Caroline Carpenter, The Bookseller's web editor and one of the panel of judges said: "We’re delighted to share this year’s YA10, showcasing the breadth and brilliance of YA publishing in the UK and Ireland today. Among the submissions, we saw three main trends: books about teenagers struggling with their mental health, books set in or around water, and books increasingly concerned with borders. These timely themes reflect some of the biggest issues facing not just young people, but also society in general at the moment, and they are all represented on the shortlist in some way. I’m excited to see which book the judges select as their victor.”
In this dystopian near-future, the English Coalition has microchipped all inhabitants to monitor their every move and stop them breaching the Trump-like wall built at the border with independent Scotland...Gripping, action-packed, but with moments of tenderness, Shaw’s first YA novel tackles contemporary issues, balancing them with timeless themes of love, loyalty and freedom.
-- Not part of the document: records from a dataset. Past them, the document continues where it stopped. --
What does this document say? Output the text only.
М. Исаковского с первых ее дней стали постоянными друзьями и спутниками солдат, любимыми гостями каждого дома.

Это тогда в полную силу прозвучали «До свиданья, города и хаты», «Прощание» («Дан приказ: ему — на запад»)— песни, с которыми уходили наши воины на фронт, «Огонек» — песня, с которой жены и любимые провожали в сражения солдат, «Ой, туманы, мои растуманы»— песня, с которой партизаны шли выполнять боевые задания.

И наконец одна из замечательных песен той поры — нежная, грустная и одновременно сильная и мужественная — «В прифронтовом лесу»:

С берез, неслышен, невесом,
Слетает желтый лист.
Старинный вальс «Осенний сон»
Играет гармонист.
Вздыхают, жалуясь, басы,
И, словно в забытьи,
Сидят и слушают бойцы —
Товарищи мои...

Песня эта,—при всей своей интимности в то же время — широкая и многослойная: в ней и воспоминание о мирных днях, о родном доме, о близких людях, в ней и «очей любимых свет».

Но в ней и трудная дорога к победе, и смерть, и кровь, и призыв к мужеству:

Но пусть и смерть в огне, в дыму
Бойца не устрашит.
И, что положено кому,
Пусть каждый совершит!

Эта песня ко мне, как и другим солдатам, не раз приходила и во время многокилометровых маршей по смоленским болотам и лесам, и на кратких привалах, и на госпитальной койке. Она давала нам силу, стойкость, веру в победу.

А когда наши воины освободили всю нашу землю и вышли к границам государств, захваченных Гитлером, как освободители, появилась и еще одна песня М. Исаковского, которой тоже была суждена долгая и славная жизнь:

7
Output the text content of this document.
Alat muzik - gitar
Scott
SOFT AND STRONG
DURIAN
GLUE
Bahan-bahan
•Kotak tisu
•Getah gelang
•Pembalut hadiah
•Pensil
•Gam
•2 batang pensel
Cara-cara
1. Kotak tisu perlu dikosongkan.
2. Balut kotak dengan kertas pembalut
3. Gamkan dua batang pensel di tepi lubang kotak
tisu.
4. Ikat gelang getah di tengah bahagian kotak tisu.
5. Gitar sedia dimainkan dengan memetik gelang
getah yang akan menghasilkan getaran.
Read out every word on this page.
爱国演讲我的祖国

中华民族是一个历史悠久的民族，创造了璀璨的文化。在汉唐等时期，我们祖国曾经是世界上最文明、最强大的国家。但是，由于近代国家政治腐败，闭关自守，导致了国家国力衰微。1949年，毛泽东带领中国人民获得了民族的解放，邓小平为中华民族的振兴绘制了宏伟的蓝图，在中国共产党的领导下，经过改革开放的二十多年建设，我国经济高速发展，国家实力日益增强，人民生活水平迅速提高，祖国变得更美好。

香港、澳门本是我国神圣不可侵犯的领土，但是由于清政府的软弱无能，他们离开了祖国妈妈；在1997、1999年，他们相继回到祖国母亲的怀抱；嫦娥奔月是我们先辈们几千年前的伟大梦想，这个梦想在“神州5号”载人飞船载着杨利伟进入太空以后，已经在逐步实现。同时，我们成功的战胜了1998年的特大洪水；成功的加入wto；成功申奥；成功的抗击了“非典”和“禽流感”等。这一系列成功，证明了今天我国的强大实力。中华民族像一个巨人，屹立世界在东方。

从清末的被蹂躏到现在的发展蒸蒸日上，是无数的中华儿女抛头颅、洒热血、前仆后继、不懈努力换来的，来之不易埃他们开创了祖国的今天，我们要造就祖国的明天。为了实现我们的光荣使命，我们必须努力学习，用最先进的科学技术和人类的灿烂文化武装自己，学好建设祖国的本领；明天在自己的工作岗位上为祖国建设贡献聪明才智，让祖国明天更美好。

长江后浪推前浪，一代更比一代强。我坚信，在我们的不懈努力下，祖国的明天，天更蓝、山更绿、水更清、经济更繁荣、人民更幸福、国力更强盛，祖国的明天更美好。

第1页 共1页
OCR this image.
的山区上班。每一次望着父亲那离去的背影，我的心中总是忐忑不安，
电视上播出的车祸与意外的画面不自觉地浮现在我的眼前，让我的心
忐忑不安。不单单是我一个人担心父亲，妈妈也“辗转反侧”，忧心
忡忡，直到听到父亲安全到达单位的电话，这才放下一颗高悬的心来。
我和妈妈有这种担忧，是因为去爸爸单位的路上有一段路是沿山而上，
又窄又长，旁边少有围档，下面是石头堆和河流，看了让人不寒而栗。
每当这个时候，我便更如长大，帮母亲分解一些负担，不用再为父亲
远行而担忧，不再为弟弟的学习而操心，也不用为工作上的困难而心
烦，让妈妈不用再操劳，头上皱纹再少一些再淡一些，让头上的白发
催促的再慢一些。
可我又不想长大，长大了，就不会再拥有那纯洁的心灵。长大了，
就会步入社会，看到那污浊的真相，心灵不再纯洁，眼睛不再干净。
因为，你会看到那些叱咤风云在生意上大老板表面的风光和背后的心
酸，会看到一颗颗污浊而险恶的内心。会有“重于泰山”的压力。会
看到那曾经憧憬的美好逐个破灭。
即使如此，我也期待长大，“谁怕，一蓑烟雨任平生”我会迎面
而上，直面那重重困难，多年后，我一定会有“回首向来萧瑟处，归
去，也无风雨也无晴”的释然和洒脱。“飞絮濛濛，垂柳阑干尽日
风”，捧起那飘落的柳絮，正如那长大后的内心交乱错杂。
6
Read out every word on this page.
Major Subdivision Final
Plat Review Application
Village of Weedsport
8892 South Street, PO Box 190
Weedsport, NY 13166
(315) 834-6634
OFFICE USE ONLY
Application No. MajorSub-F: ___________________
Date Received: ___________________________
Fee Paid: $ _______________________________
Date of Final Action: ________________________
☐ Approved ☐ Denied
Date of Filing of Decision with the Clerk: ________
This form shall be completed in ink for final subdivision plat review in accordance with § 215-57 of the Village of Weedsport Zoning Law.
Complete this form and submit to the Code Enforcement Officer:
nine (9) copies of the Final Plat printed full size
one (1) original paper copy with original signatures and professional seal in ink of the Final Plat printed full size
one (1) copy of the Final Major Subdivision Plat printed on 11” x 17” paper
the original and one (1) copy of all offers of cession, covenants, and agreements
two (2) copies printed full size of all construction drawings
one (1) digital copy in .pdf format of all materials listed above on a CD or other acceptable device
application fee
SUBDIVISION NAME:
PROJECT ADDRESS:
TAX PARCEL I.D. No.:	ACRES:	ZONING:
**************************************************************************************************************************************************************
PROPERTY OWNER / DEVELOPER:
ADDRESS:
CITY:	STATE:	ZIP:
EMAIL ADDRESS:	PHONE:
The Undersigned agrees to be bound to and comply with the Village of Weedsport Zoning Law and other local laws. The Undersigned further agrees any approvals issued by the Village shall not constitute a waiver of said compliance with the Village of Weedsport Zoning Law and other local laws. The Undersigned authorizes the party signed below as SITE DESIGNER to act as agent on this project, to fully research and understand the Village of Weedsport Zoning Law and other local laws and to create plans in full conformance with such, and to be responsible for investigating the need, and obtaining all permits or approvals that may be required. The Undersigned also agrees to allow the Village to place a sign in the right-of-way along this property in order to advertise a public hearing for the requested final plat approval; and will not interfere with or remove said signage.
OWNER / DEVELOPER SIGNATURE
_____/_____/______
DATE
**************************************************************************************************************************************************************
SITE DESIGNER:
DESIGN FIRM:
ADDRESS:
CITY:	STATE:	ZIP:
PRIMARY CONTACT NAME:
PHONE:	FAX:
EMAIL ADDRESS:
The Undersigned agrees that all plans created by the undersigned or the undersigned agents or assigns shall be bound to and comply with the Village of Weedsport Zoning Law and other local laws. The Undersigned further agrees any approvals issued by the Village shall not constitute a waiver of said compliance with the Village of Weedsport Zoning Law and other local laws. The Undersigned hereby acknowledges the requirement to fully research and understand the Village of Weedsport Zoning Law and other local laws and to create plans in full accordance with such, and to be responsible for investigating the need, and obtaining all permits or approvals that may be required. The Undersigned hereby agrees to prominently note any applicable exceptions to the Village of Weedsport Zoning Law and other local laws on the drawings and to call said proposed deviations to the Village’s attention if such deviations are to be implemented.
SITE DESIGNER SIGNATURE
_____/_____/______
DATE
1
Shaw writes well, and there are some memorable passages, not least when the children try living underground in London for a while. There they explore disused tube stations while keeping a look out for other potentially dangerous occupants. But the author never quite explains why everything has gone so wrong. Why are the new state orphanages so very punitive, given that most of the other adults in this story still seem sane enough, apart from the dreaded ‘Hubbers’ manning the ever-present spying systems? And having the children finally bring down a tyrannous government in addition to making it over the border is surely taking several steps too far. Yet if the final version is both too long and too unlikely, there are still some excellent moments from a writer worth keeping a respectful eye on in the future.